Eduardo Parra - Europa Press - Arquivo
MADRID 6 mar. (EUROPA PRESS) - O Conselho Geral dos Colégios Farmacêuticos reivindicou a necessidade de os profissionais de saúde prestarem cuidados de saúde com uma perspectiva de gênero e sexo, tendo em conta que as mulheres e os homens adoecem e reagem de forma diferente à patologia e aos tratamentos.
Por ocasião do Dia Internacional da Mulher, comemorado em 8 de março, os farmacêuticos lembraram que existem patologias que afetam mais e de forma diferente as mulheres, como doenças cardiovasculares e suas complicações, osteoporose, infecções urinárias, enxaqueca, asma, doenças neurológicas, infecções sexualmente transmissíveis, menopausa, contracepção ou doenças mentais.
Além disso, os farmacêuticos salientam que é preciso ter em conta que a biologia também determina a forma como os medicamentos atuam e são metabolizados, condicionando assim o resultado terapêutico. Neste sentido, salientam que as mulheres têm uma percentagem de gordura corporal superior à dos homens, o que afeta o volume de distribuição de alguns medicamentos.

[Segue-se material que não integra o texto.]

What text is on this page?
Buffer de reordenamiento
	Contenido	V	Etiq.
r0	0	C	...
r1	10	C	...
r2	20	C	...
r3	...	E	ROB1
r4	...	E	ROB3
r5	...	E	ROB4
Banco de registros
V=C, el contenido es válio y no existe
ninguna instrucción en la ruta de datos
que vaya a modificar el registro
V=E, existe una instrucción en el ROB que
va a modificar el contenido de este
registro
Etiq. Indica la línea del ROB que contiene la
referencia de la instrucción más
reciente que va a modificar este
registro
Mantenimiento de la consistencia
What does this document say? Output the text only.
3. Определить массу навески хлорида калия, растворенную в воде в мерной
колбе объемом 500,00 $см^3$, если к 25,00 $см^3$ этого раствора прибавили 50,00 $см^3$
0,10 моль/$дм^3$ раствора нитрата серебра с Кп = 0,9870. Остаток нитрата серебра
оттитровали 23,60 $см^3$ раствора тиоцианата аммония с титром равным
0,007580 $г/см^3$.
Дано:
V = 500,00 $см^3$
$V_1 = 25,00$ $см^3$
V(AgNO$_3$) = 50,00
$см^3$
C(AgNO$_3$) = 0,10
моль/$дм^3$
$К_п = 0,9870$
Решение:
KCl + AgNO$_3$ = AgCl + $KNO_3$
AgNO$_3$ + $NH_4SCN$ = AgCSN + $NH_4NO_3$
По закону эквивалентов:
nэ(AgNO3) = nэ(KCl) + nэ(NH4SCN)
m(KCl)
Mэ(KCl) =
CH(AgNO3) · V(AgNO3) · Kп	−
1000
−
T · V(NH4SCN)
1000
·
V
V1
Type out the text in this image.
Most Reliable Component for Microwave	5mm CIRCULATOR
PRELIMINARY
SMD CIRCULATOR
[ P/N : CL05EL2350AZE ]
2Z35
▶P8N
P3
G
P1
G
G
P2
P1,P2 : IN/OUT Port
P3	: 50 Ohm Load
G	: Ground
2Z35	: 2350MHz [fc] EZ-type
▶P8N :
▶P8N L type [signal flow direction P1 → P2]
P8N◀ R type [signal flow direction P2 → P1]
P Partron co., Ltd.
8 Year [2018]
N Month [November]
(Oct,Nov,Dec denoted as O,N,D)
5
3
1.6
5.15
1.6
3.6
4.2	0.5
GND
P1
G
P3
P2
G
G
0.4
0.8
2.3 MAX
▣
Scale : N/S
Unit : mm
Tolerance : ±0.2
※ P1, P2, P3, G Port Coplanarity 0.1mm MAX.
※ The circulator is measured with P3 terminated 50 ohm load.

A isso deve-se acrescentar que seus rins têm menor capacidade de filtração (10% inferior à dos homens) e, por isso, retêm por mais tempo o medicamento inalterado, que permanece na corrente sanguínea, prolongando seu efeito no organismo. Da mesma forma, apontam que a população feminina tem um risco maior, entre 1,5 e 1,7 vezes superior, de sofrer reações adversas aos medicamentos, com impacto real na sua saúde. A estas diferenças acrescem outras de género, que transcendem a biologia e fazem com que mulheres e homens expressem os seus sintomas de forma diferente. Também destacam que é preciso levar em conta os determinantes sociais da saúde que podem afetar as mulheres em diferentes graus, chegando até mesmo a produzir desigualdades no acesso aos tratamentos. 71% DOS PROFISSIONAIS DE FARMÁCIA SÃO MULHERES
O Conselho Geral lembra que o fato de 71% dos profissionais que atuam na farmácia serem mulheres torna a profissão “especialmente sensível e consciente” da importância de prestar atenção à perspectiva de gênero e sexo. A isso, acrescenta que as mulheres têm um papel majoritário na liderança da profissão. De fato, no conjunto da organização farmacêutica (que inclui o Conselho Geral, as Ordens Oficiais de Farmacêuticos e os Conselhos Autonômicos), as mulheres representam 57,41% dos cargos, contra 42,59% ocupados por homens.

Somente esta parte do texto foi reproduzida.